Confondante, la discrétion avec laquelle les médias ont traité les résultats des élections sénatoriales de ce dimanche. Les plus hardis se sont risqués à parler d'une poussée de la gauche alors que, comme vous allez pouvoir le constater dans les lignes suivantes, il s'agit, sur les sièges à pourvoir, de la plus magistrale déculottée que nos pères de droite aient jamais subie. N'oublions pas que l'origine du mot Sénat est senex, qui nous a donné sénescence, et que ce nom désigne une assemblée de notables, d'anciens, de sages, appelée parfois, on ne sait pourquoi, Haute Assemblée. Eh bien, ce temple du conservatisme, ce rempart immuable de la droite vient d'enregistrer un choc que l'on nous a soigneusement caché.
Pour vous permettre de valider les nombres que je vais publier ici, je vous précise la démarche que j'ai suivie. J'ai tout d'abord écarté le siège obtenu par M. Tuheiava, un indépendantiste de Polynésie française, qu'on ne saurait décemment ranger ni à droite, ni à gauche. Il convient donc de ventiler 102 sièges déjà existants auxquels s’ajoutent 12 sièges créés soit, en retirant cet élu indépendantiste, 113 sièges. Pour ce qui est de la droite, j'ai décompté comme Élu UMP tout candidat avec une étiquette UMP ou UMP dissident, comme Autre Droite toute autre étiquette relevant de la droite. De même, pour la gauche, j'ai considéré Élu PS toute étiquette PS ou PS dissident, comme Autre Gauche toute autre étiquette relevant de la gauche.
En considérant les quatre groupes définis ici, j’obtiens les résultats respectifs suivants :
UMP AD PS AG
056 09 29 08 Sortants
-13 00 17 07 Gains
043 09 46 15 Élus
En regroupant ces groupes deux par deux, on constate que la droite régresse de 65 à 52 tandis que la gauche bondit de 37 à 61. Alors que la droite a perdu 20% de ses sièges, la gauche a vu le nombre des siens augmenter de 65%. Gageons qu’il eut fallut qu’elle doublât son effectif pour que nos médias si objectifs se risquent à parler de victoire.

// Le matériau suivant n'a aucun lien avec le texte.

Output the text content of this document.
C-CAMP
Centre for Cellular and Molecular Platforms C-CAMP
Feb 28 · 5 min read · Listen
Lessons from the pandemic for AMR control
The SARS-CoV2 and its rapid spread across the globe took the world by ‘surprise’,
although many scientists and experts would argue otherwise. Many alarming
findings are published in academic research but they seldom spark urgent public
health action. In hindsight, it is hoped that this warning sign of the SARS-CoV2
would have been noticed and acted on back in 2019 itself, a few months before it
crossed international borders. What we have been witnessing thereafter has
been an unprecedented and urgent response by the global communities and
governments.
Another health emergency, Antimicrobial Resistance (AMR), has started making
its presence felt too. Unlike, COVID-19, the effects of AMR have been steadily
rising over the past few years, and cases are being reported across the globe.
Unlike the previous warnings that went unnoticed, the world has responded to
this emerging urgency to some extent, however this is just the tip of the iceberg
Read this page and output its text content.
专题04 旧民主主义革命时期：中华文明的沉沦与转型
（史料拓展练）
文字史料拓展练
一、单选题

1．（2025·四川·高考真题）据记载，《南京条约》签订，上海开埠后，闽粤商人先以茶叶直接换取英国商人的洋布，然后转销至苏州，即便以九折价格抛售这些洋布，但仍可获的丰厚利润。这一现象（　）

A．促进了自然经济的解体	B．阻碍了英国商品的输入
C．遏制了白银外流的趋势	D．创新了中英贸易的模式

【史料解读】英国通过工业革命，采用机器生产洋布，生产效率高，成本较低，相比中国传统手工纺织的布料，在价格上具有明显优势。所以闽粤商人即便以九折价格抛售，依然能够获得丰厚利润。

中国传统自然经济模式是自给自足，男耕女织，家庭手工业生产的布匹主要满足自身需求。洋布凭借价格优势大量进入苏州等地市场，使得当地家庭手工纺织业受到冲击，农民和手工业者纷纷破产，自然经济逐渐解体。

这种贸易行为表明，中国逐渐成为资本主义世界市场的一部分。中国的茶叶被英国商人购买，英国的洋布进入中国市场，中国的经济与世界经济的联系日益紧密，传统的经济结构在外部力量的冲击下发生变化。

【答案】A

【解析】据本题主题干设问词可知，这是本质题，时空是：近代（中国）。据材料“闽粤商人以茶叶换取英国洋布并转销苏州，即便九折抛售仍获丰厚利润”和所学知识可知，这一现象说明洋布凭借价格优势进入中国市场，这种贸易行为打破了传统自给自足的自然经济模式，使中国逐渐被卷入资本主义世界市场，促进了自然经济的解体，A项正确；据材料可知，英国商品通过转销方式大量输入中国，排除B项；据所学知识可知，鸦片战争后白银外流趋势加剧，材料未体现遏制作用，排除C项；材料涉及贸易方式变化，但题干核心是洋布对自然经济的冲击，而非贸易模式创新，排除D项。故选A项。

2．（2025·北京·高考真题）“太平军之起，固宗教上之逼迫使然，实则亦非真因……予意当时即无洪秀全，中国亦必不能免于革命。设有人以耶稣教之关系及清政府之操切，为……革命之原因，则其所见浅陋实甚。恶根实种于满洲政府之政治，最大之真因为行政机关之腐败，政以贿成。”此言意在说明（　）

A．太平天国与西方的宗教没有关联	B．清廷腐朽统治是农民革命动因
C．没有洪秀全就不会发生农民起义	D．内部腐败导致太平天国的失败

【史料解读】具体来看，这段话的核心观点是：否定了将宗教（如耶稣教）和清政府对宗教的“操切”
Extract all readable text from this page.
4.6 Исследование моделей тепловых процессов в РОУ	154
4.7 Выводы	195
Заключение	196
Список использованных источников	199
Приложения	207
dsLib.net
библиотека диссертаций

Tout aussi pudique est la carte affichée page 11 du Monde du 23 septembre sous le titre « La majorité sénatoriale bascule à gauche dans dix départements » et signée Source Sénat, Infographie Le Monde. Cette double signature laisse planer un doute sur l’origine d’une légende assez discrète sur l’étendue de la déculottée que j’évoquais plus haut.
On peut en effet y lire, Reste à droite et Reste à gauche, sans indication du nombre de départements concernés. Comme ces nombres sont respectivement de quatorze et treize, cet oubli n’est guère significatif. Par contre, lorsqu’il est renouvelé avec les mentions Bascule à droite et Bascule à gauche, on peut être alerté, surtout qu’ici les valeurs respectives sont deux et dix. Vous pourrez m’objecter que le titre de la carte est éloquent puisqu’il fait bien référence aux dix départements passés à gauche. Soit. Mais cette mention Bascule à droite est des plus étranges. Il s’agit en l’occurrence de deux des sièges créés, ceux représentant des îles, et dont je reparlerai dans mon prochain billet. Étant donné qu’ils ont été tirés du néant, ils sont bien incapables de basculer où que ce soit. Tels des bébés-médicaments, ils ont été conçus pour venir au secours de leurs aînés. Parvenus à l’adolescence, ils se rebelleront peut-être contre leurs géniteurs mais, pour l’instant, ils sont élevés dans leur religion.
Le plus subtil est encore à venir, avec cette formule étrange : Devient égalité gauche-droite. J’ignore tout de ce que peut être un département qui devient égalité ! Touchante innocence qui permet de masquer le fait que, sur ces cinq départements supplémentaires pour compter désormais un nombre égal de sénateurs de gauche et de droite, quatre jouissaient jusqu’ici d’une majorité de droite.
Et voilà comment des médias impartiaux rendent compte des résultats d’une élection ! Dans mon prochain billet, je traiterai de la charcuterie appliquée aux élections.